I have been slow to put my reviews for things I've seen/read/played, so I'm going to try to work in somewhat a reverse order.
A few weeks ago I finished Dan Brown's The Lost Symbol. If you don't know, Dan Brown is the author of Angels & Demons, and The DaVinci Code. Because his last two books were bestsellers and converted into some of Tom Hanks worst work on the silver screen, there was a lot of hype about this book. 9 times out of 10 things get over-hyped by the media and fans that there is no way it can stand up to the expectations. Did The Lost Symbol?
Dan Brown brings back the character Robert Langdon, professor and symbologist from Harvard University. This time Professor Langdon is a little bit more popular that in his previous books, he has a little bit more notoriety about him. His work at the Vaticon (Angels & Demons), and at the Louvre (The DaVinci Code) has made him something of a dork's celebrity. I will do my best so as to not spoil much of the plot for you.
Very quickly, as books I enjoyed Angels & Demons much more than The DaVinci Code. I enjoy when fiction delves into character development. I felt that because Angels was the first installment of the "Robert Langdon Series", Brown explained Langdon to the reader in a much fuller sense than DaVinci Code, almost as if he was expecting you to come in with the knowledge of Langdon from the first book. In reading The Lost Symbol, Brown goes back to those kinds of writing techniques and I really felt as though I got to know Langdon all over again. This goes for many of the books other characters as well - Brown does a really fantastic job of putting you inside of each characters head (regardless of whether you WANT to be there at times), and as events unfolded, I personally felt myself going through all the possible options and the possible permutations of what the characters were thinking.
I also enjoy Brown's pace. The book is fairly large, but some chapters are only a page long, others are two, others are three, and others can be twenty. I found that although I was exhausted from reading, or that it was close to 4 o'clock in the morning, it was almost addictive to continue reading because of the pace of Brown's book. One chapter will be from the perspective of one character, and the next will be from the perspective of the person watching the character from the previous chapter, and the next will be from a character in a completely separate location awaiting for a series of events to transpire, and so on an so forth. It is not always this way, but a series of short and thought provoking (cliff hangar-like) chapters will be strung together and for each chapter you will want more answers. Personally, it worked for me.

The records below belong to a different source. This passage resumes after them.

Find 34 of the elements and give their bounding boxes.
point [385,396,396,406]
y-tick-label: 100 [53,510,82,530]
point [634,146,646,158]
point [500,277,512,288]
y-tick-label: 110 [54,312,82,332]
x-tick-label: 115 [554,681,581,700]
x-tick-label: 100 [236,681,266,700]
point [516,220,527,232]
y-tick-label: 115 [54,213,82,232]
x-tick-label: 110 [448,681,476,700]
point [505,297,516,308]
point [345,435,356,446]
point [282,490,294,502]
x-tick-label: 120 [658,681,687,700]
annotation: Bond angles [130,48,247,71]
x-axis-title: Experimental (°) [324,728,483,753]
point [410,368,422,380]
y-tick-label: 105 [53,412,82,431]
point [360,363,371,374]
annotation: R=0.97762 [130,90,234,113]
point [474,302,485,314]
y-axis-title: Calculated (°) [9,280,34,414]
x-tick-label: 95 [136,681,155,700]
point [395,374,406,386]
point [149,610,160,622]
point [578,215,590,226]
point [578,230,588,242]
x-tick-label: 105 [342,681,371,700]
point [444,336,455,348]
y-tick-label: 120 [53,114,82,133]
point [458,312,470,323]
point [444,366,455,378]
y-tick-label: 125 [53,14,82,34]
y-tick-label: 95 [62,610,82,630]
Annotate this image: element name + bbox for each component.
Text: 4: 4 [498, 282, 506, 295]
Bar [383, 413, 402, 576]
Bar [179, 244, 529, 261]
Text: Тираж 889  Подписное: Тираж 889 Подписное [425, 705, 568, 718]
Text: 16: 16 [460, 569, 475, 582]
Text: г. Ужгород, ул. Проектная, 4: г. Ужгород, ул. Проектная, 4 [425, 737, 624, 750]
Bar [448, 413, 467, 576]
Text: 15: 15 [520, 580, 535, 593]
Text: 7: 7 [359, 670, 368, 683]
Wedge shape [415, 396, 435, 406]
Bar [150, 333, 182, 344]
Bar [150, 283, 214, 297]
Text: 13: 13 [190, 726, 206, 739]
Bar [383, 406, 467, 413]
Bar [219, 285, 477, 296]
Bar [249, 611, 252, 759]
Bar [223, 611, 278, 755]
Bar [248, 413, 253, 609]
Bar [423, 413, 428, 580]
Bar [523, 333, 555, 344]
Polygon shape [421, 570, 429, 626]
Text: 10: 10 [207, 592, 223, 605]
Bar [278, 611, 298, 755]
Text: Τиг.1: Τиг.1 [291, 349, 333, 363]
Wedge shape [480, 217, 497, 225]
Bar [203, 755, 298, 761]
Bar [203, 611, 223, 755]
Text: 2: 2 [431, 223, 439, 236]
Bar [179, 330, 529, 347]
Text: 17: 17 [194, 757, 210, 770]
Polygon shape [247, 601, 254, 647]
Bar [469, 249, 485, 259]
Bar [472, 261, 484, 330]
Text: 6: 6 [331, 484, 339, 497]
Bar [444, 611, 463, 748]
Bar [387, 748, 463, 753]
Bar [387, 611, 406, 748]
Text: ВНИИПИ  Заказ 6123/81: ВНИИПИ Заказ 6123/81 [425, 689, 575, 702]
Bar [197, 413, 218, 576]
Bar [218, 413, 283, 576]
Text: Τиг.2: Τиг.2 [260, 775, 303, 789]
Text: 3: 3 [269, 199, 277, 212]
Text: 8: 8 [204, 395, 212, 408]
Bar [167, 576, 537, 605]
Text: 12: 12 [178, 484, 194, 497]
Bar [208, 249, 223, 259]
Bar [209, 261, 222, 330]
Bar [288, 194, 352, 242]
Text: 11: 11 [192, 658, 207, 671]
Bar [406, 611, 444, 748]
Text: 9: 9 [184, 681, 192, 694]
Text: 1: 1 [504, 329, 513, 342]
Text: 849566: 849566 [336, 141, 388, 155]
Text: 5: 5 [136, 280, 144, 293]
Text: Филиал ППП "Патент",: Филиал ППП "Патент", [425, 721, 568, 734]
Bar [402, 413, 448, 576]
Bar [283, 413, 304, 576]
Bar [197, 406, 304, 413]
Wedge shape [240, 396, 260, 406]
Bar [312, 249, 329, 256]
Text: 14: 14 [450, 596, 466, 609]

In talking with people who read the book, they said they enjoyed the book until the end because they thought the ending was "weak". I can't completely disagree with this. For such an interesting beginning, middle and (beginning of the) end, the ending was a little weak. One can argue that a book/show/movie can be ranked almost entirely on the quality of the ending. If the ending is terrible it can ruin your whole experience. This ending was not THIS bad.
That said, I found the "message" of this book to be far more offensive (to Catholic's) than anything in Angels or DaVinci Code. (Spoiler Alert for Angels and Code...) In Angels, a priest manipulates events to kill and maim Cardinals, and to become the Pope himself, only to detonate a bomb high above Vatican City, and in DaVinci Code Jesus is portrayed as not the son of God, but a mortal man who spawns a lineage that dates to the present day. Pretty offensive to those who are "of the faith", so, not me. I'm not going to spoil this book at all, but personally I think it's pretty offensive, more so than Jesus banging out the whore Mary Magdalene.
All in all I really enjoyed this book, even if the end was a little weak. I really like all the protagonists, Langdon and crew, and I really enjoyed the main antagonist. What a bad ass dude. Great story line for him, and the most cohesive with regards to the books overall plot than any of the other "bad asses" from the other books, like the Albino and the Hassassin. Enjoy!